The contrast between Alito and Kennedy illustrates at least a different tone in how they apply strict scrutiny. In law school we learn this is strict in theory but fatal in fact, which seems to fit Justice Alito's tone. However, sometimes the balancing is more nuanced and even-handed, as in Justice Kennedy's concurrence. Much anxiety over the opinion stems from a sense that Justice Alito's tone will prevail in future cases.
That could be problematic because of an inherent tension in RFRA. I am a big fan of the statute, but there is merit to some concern. RFRA applies to statutes that do not discriminate against religions either on their face or by intent, but only in effect as applied in some circumstances. Given our rich array of statutes and religious beliefs, that can happen quite a lot. If everytime it does we are going to re-write the law unless the government can satisfy a very toughly-applied strict scrutiny standard, we may be doing a lot of re-writing.
This concern isn't new. It is the core of Justice Scalia's refusal to follow a strict scrutiny standard in Employment Division v. Smith, the case that RFRA overturned. In essence, Scalia chose to follow rational basis scrutiny in such circumstances. But if strict scrutiny risks being too tough, rational basis scrutiny is too weak, providing in effect no religious liberty protection unless statutes explicitly regulate religion. Is a compromise possible?
That leads me to the missed opportunity and my doomed proposal.

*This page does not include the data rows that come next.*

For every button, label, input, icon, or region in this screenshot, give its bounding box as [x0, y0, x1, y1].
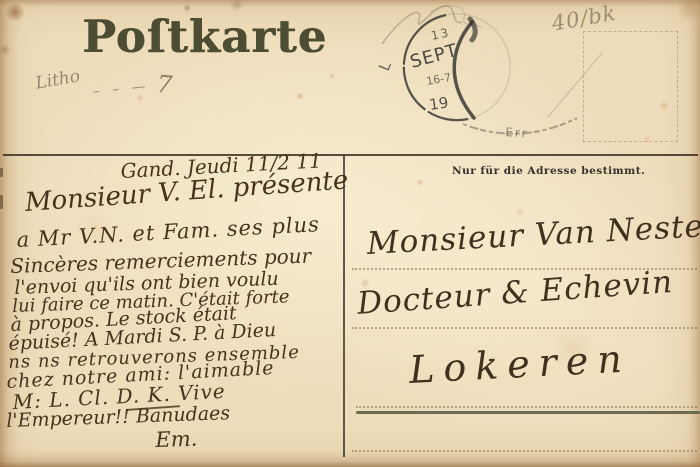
postmark-time: 16-7	[425, 71, 452, 88]
address-green-rule	[356, 411, 700, 414]
scan-edge-mark	[0, 195, 3, 209]
address-dotted-line	[356, 406, 697, 408]
pencil-number-seven: 7	[156, 70, 174, 99]
horizontal-divider-rule	[3, 154, 698, 156]
postmark-second-arc-letters: Err	[505, 125, 529, 141]
postmark-day: 13	[430, 25, 452, 43]
address-recipient: Monsieur Van Neste	[366, 208, 700, 262]
postcard-title: Poſtkarte	[82, 10, 327, 63]
vertical-divider-rule	[343, 155, 345, 457]
address-dotted-line	[352, 450, 697, 452]
pencil-litho-note: Litho	[34, 66, 82, 93]
postmark-town-letter: L	[375, 58, 395, 73]
postmark-month: SEPT	[408, 40, 460, 73]
scan-edge-mark	[0, 168, 3, 177]
stamp-placement-box	[583, 31, 678, 142]
postcard-scan: Poſtkarte Litho – – — 7 40/bk L 13 SEPT …	[0, 0, 700, 467]
address-instruction: Nur für die Adresse bestimmt.	[452, 165, 645, 177]
address-town: Lokeren	[408, 336, 632, 392]
address-title: Docteur & Echevin	[356, 264, 674, 322]
postmark-year: 19	[428, 93, 449, 113]
address-dotted-line	[352, 327, 697, 329]
pencil-litho-dashes: – – —	[92, 78, 150, 100]
message-signature: Em.	[155, 427, 198, 452]
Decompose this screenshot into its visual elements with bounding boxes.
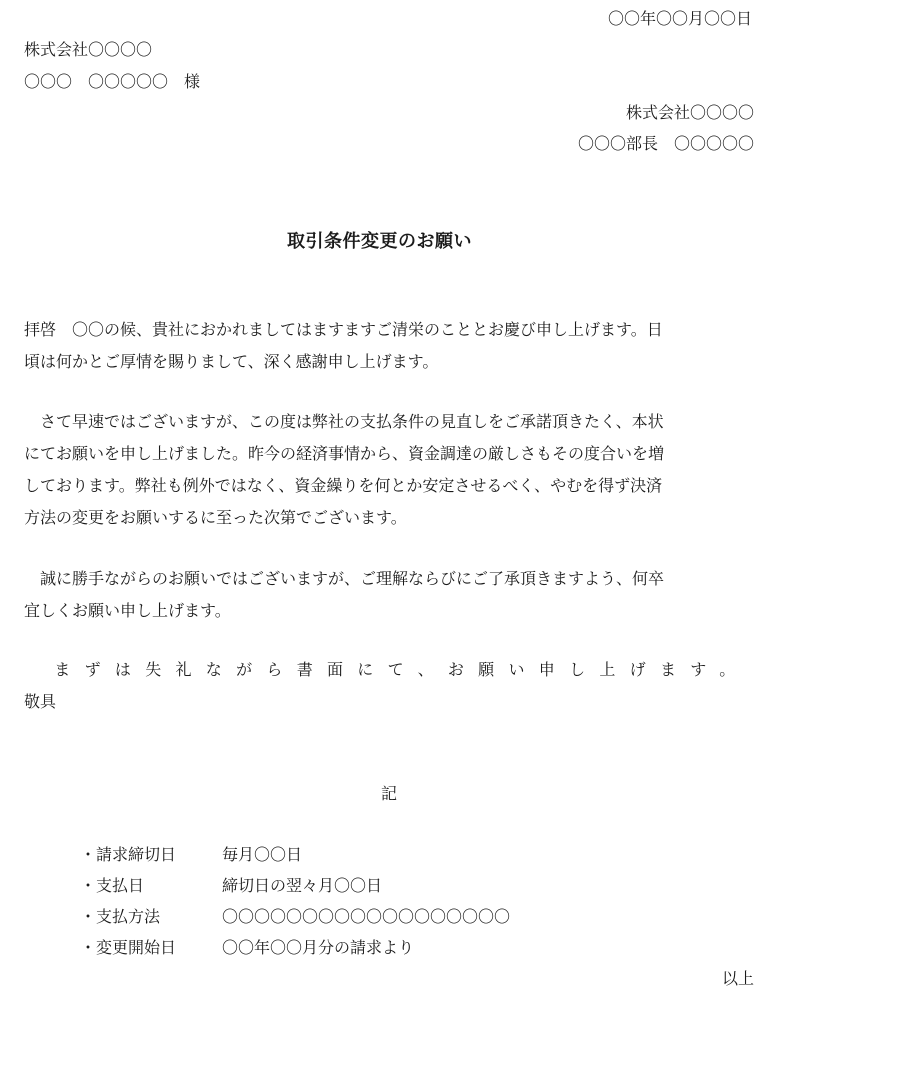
record-item: ・支払方法〇〇〇〇〇〇〇〇〇〇〇〇〇〇〇〇〇〇 [80,907,510,927]
greeting-line: 頃は何かとご厚情を賜りまして、深く感謝申し上げます。 [24,346,754,378]
record-item-label: ・請求締切日 [80,845,222,865]
recipient-company: 株式会社〇〇〇〇 [24,40,152,60]
request-line: 宜しくお願い申し上げます。 [24,595,754,627]
record-item-value: 締切日の翌々月〇〇日 [222,876,382,896]
record-item-label: ・支払方法 [80,907,222,927]
sender-company: 株式会社〇〇〇〇 [626,103,754,123]
closing-line: まずは失礼ながら書面にて、お願い申し上げます。 [24,654,754,686]
record-item: ・支払日締切日の翌々月〇〇日 [80,876,382,896]
record-end: 以上 [722,969,754,989]
main-line: しております。弊社も例外ではなく、資金繰りを何とか安定させるべく、やむを得ず決済 [24,470,754,502]
closing-keigu: 敬具 [24,686,754,718]
record-heading: 記 [381,784,397,804]
greeting-paragraph: 拝啓 〇〇の候、貴社におかれましてはますますご清栄のこととお慶び申し上げます。日… [24,314,754,378]
greeting-line: 拝啓 〇〇の候、貴社におかれましてはますますご清栄のこととお慶び申し上げます。日 [24,314,754,346]
main-line: 方法の変更をお願いするに至った次第でございます。 [24,502,754,534]
closing-paragraph: まずは失礼ながら書面にて、お願い申し上げます。 敬具 [24,654,754,718]
record-item-value: 〇〇年〇〇月分の請求より [222,938,414,958]
request-paragraph: 誠に勝手ながらのお願いではございますが、ご理解ならびにご了承頂きますよう、何卒 … [24,563,754,627]
request-line: 誠に勝手ながらのお願いではございますが、ご理解ならびにご了承頂きますよう、何卒 [24,563,754,595]
record-item-label: ・支払日 [80,876,222,896]
record-item: ・請求締切日毎月〇〇日 [80,845,302,865]
main-paragraph: さて早速ではございますが、この度は弊社の支払条件の見直しをご承諾頂きたく、本状 … [24,406,754,534]
record-item: ・変更開始日〇〇年〇〇月分の請求より [80,938,414,958]
main-line: さて早速ではございますが、この度は弊社の支払条件の見直しをご承諾頂きたく、本状 [24,406,754,438]
recipient-name: 〇〇〇 〇〇〇〇〇 様 [24,72,200,92]
record-item-value: 〇〇〇〇〇〇〇〇〇〇〇〇〇〇〇〇〇〇 [222,907,510,927]
letter-date: 〇〇年〇〇月〇〇日 [608,9,752,29]
record-item-label: ・変更開始日 [80,938,222,958]
document-title: 取引条件変更のお願い [287,227,472,253]
sender-name: 〇〇〇部長 〇〇〇〇〇 [578,134,754,154]
main-line: にてお願いを申し上げました。昨今の経済事情から、資金調達の厳しさもその度合いを増 [24,438,754,470]
record-item-value: 毎月〇〇日 [222,845,302,865]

The missed opportunity. There is of course an intermediate scrutiny standard of review available in constitutional law jurisprudence. That standard would allow a more even-handed weighing of the competing interests, not favoring plaintiffs as heavily as strict scrutiny or the government as heavily as rational basis. Moreover, precedent was readily available. In free speech cases (a clause separated from free exercise by a semi-colon), in time, place and manner cases the Court basically applies intermediate scrutiny. These cases occur where a statute does not regulate speech explicitly or by intent, but still has the effect of restricting speech--precisely analogous to the situation in Smith and RFRA.
So why did no one in Smith take the intermediate scrutiny route? Or, why didn't Congress do so in RFRA? Beats me. That is actually two missed opportunities.
The doomed proposal. It is still technically possible to re-visit the point. Congress could always amend RFRA. But the statute is now helplessly caught up in the culture wars, in stark contrast to the near unanimity of its passage. It is very hard to envision this weakening of RFRA passing as long as Republicans retain blocking power in the House, Senate, or Presidency.
Which leads to a more complicated version of the doomed proposal. What about a grand bargain? Republicans agree to amend the federal RFRA, and in return Democrats agree to pass the intermediate scrutiny version in a large number of states that currently have no RFRA. To my mind, it's not even a compromise--the result is better at both the federal and state levels. That's not the way the parties see it, but still each side gets a lot out of this. Alas, they both lose something too. Given the state of current politics, I can't see such a bargain working. The spirit of compromise is weak, and both sides are having too much fun rallying their bases with Hobby Lobby.